Non di tutti i traditori, mi spiace
Con il cell non riesco a frassettare mi riferisco al dare la colpa a fattori esterni
 

Diletta

Utente di lunga data
Ciao Eagle,

In realtà inizio a pensare che mia moglie abbia una concezione distorta del cattolicesimo, come peraltro molti di quelli che vanno in Chiesa la domenica (non ultimo anche l’altro protagonista della storia.....sposato e con due figli per chi non avesse letto attentemente il post iniziale).

Lei ha ammesso l’errore, anche senza troppi problemi.

Ma non vuole ammettere che una relazione affettiva di un anno e mezzo con un uomo sposato, sul presupposto (vero o manipolato) che si trattasse della famosa “altra metà della mela”, è un TRADIMENTO TOTALE COMPLETO DEVASTANTE tanto quanto, anzi di più, di una notte di sesso selvaggio con uno sconosciuto/a.

Il gesuita mi ha fatto notare questo: mia moglie è convinta di non aver tradito il MATRIMONIO, e forse sarà anche vero, ma deve prendere consapevolezza di aver comunque tradito LA RELAZIONE con me. Che è (era) la cosa più importante.

Purtroppo ho molti dubbi sul fatto che lei riuscirà mai ad acquisire tale consapevolezza, perché le toccherebbe dover ammettere per esempio che le è piaciuto trovare un diversivo fuori dal nucleo familiare o che con questo uomo ha avuto delle effusioni passionali......

Io non so se Lei ha vissuto davvero una sorta di sindrome di Stoccolma verso il maledetto, oppure l’evasione dalla routine le abbia svegliato puri istinti peccaminosi, forse un po’ tutte e due le cose, fatto sta che su questo punto c’è una resistenza assoluta. E’ lei stessa a non volersi guardare allo specchio per paura del lato oscuro.

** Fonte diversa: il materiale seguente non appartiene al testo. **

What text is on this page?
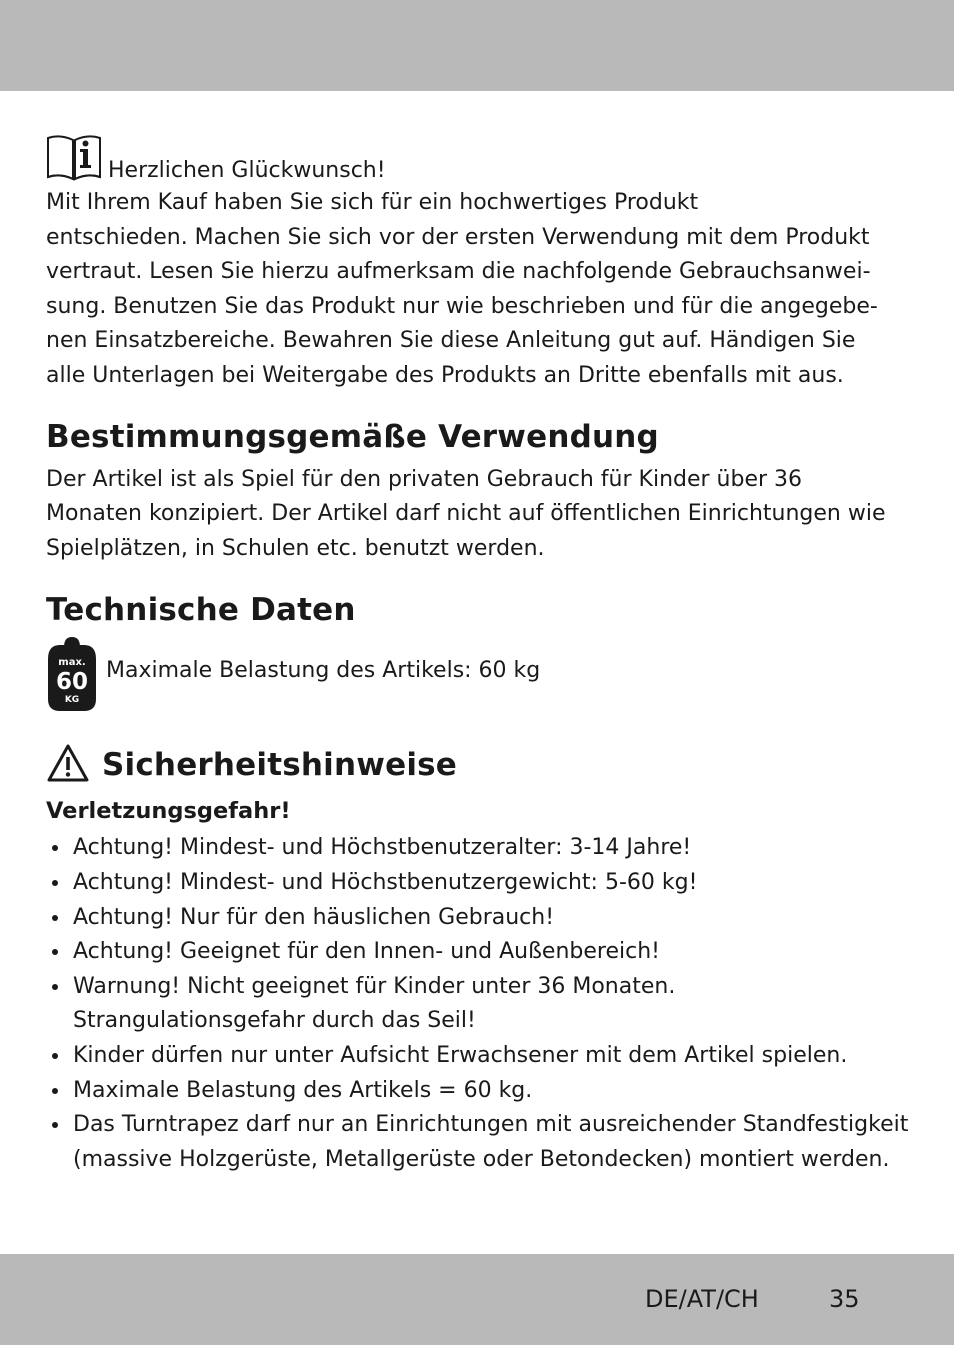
Herzlichen Glückwunsch!

Mit Ihrem Kauf haben Sie sich für ein hochwertiges Produkt
entschieden. Machen Sie sich vor der ersten Verwendung mit dem Produkt
vertraut. Lesen Sie hierzu aufmerksam die nachfolgende Gebrauchsanwei-
sung. Benutzen Sie das Produkt nur wie beschrieben und für die angegebe-
nen Einsatzbereiche. Bewahren Sie diese Anleitung gut auf. Händigen Sie
alle Unterlagen bei Weitergabe des Produkts an Dritte ebenfalls mit aus.

Bestimmungsgemäße Verwendung

Der Artikel ist als Spiel für den privaten Gebrauch für Kinder über 36
Monaten konzipiert. Der Artikel darf nicht auf öffentlichen Einrichtungen wie
Spielplätzen, in Schulen etc. benutzt werden.

Technische Daten
max.
60
KG
Maximale Belastung des Artikels: 60 kg
Sicherheitshinweise
Verletzungsgefahr!
Achtung! Mindest- und Höchstbenutzeralter: 3-14 Jahre!
Achtung! Mindest- und Höchstbenutzergewicht: 5-60 kg!
Achtung! Nur für den häuslichen Gebrauch!
Achtung! Geeignet für den Innen- und Außenbereich!
Warnung! Nicht geeignet für Kinder unter 36 Monaten.
Strangulationsgefahr durch das Seil!
Kinder dürfen nur unter Aufsicht Erwachsener mit dem Artikel spielen.
Maximale Belastung des Artikels = 60 kg.
Das Turntrapez darf nur an Einrichtungen mit ausreichender Standfestigkeit
(massive Holzgerüste, Metallgerüste oder Betondecken) montiert werden.
DE/AT/CH	35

Se è una persona non leggera ci si guarderà allo specchio, a poco a poco, ma lo farà.
Ora è ancora bloccata dal disagio per aver commesso un tradimento, che sia verso il vostro matrimonio o verso la vostra coppia.
Può essere anche che, nel caso si sia trattato di una relazione platonica senza sesso, tua moglie non consideri così grave il fatto, proprio perché l'adulterio non c'è, anche se la Chiesa identifica come peccati entrambe le violazioni e cioè il commettere atti impuri, inteso come adulterio e il desiderare un altro uomo. E' abbastanza ovvio, però, che si considerino su piani di gravità diversi le due situazioni.
Capisco che tu sia molto ferito dal tradimento di tua moglie verso di voi come coppia, ma non credi che sarebbe di gran lunga più grave se ci fosse andata a letto?
O ormai lo dai per scontato?
 

ilnikko

utente chitarrista
Se è una persona non leggera ci si guarderà allo specchio, a poco a poco, ma lo farà.
Ora è ancora bloccata dal disagio per aver commesso un tradimento, che sia verso il vostro matrimonio o verso la vostra coppia.
Può essere anche che, nel caso si sia trattato di una relazione platonica senza sesso, tua moglie non consideri così grave il fatto, proprio perché l'adulterio non c'è, anche se la Chiesa identifica come peccati entrambe le violazioni e cioè il commettere atti impuri, inteso come adulterio e il desiderare un altro uomo. E' abbastanza ovvio, però, che si considerino su piani di gravità diversi le due situazioni.
Capisco che tu sia molto ferito dal tradimento di tua moglie verso di voi come coppia, ma non credi che sarebbe di gran lunga più grave se ci fosse andata a letto?
O ormai lo dai per scontato?
non ho letto tutto,ma se è stata una relazione di un anno e mezzo per me il sesso c'è stato eccome,poi se ce la vogliamo raccontare è un altro discorso
 

sienne

lucida-confusa
Ciao

ma che stiamo scherzando?

desiderare e considerare un altro uomo, l'uomo della proprio vita ...
è di gran lunga più grave che una notte con un altro uomo.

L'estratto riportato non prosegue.